C’est ici que le pragmatisme prend le relais de l’idéalisme. Le cas du Niger est exemplaire : plutôt que de subventionner des billets d’avion hors de prix, l’État a investi dans une flotte de véhicules (bus, 4×4) dédiés au transport des troupes. Une solution concrète qui permet de mailler le territoire. Sans cette mobilité, le marché reste confiné, empêchant la naissance de la « Route des Arts » prônée par Ousmane Bangré, Directeur de la planification, des études et de la formation du CERAV/Afrique (Centre régional pour les arts vivants en Afrique).
Par ailleurs, conviennent les intervenants de ce panel d’experts modéré par la journaliste Leila Assas, l’époque où l’artiste était son propre agent, comptable et marketeur doit prendre fin pour laisser place à l’ingénierie. Et c’est peut-être le point le plus crucial pour l’avenir : la professionnalisation des « métiers de l’ombre ».
« L’artiste seul ne peut pas tout faire… le reste, c’est de l’engineering », souligne Sylvain Bacle. L’avenir appartient désormais aux « clusters » et aux coopératives où les ressources sont mutualisées. L’objectif est clair, transformer le « talent brut » en « produit exportable » par une maîtrise des compétences managériales, juridiques et numériques.
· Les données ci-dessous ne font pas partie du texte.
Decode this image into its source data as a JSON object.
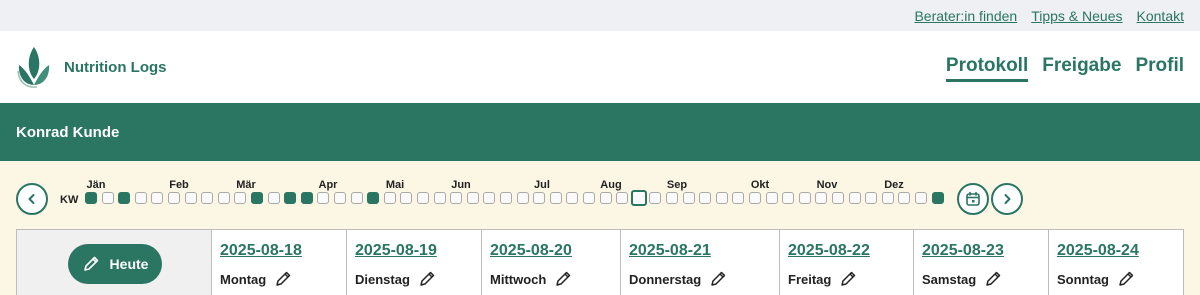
{
  "top_links": [
    "Berater:in finden",
    "Tipps & Neues",
    "Kontakt"
  ],
  "brand": "Nutrition Logs",
  "nav": [
    {
      "label": "Protokoll",
      "active": true
    },
    {
      "label": "Freigabe",
      "active": false
    },
    {
      "label": "Profil",
      "active": false
    }
  ],
  "user": {
    "name": "Konrad Kunde"
  },
  "week_strip": {
    "kw_label": "KW",
    "months": [
      "Jän",
      "Feb",
      "Mär",
      "Apr",
      "Mai",
      "Jun",
      "Jul",
      "Aug",
      "Sep",
      "Okt",
      "Nov",
      "Dez"
    ],
    "week_count": 52,
    "filled_weeks": [
      1,
      3,
      11,
      13,
      14,
      18,
      52
    ],
    "current_week": 34
  },
  "today_button": "Heute",
  "days": [
    {
      "date": "2025-08-18",
      "weekday": "Montag"
    },
    {
      "date": "2025-08-19",
      "weekday": "Dienstag"
    },
    {
      "date": "2025-08-20",
      "weekday": "Mittwoch"
    },
    {
      "date": "2025-08-21",
      "weekday": "Donnerstag"
    },
    {
      "date": "2025-08-22",
      "weekday": "Freitag"
    },
    {
      "date": "2025-08-23",
      "weekday": "Samstag"
    },
    {
      "date": "2025-08-24",
      "weekday": "Sonntag"
    }
  ],
  "colors": {
    "brand_green": "#2b7563",
    "cream": "#fbf7e4",
    "top_bar": "#eef0f3"
  }
}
Cette professionnalisation doit être accompagnée par le politique qui prend ainsi une part de responsabilité dans le développement et la structuration des arts vivants. Ousmane Bangré appelle les États à instaurer une fiscalité incitative. Sans exonérations fiscales pour les jeunes entreprises créatives et sans mécanismes de garantie bancaire, la culture restera le parent pauvre du développement.
L’économie des arts africains ne demande pas l’aumône ; elle exige un écosystème. Un monde où la solidarité organique se transforme en une ingénierie de pointe, capable de faire du talent africain le premier moteur de son propre rayonnement mondial.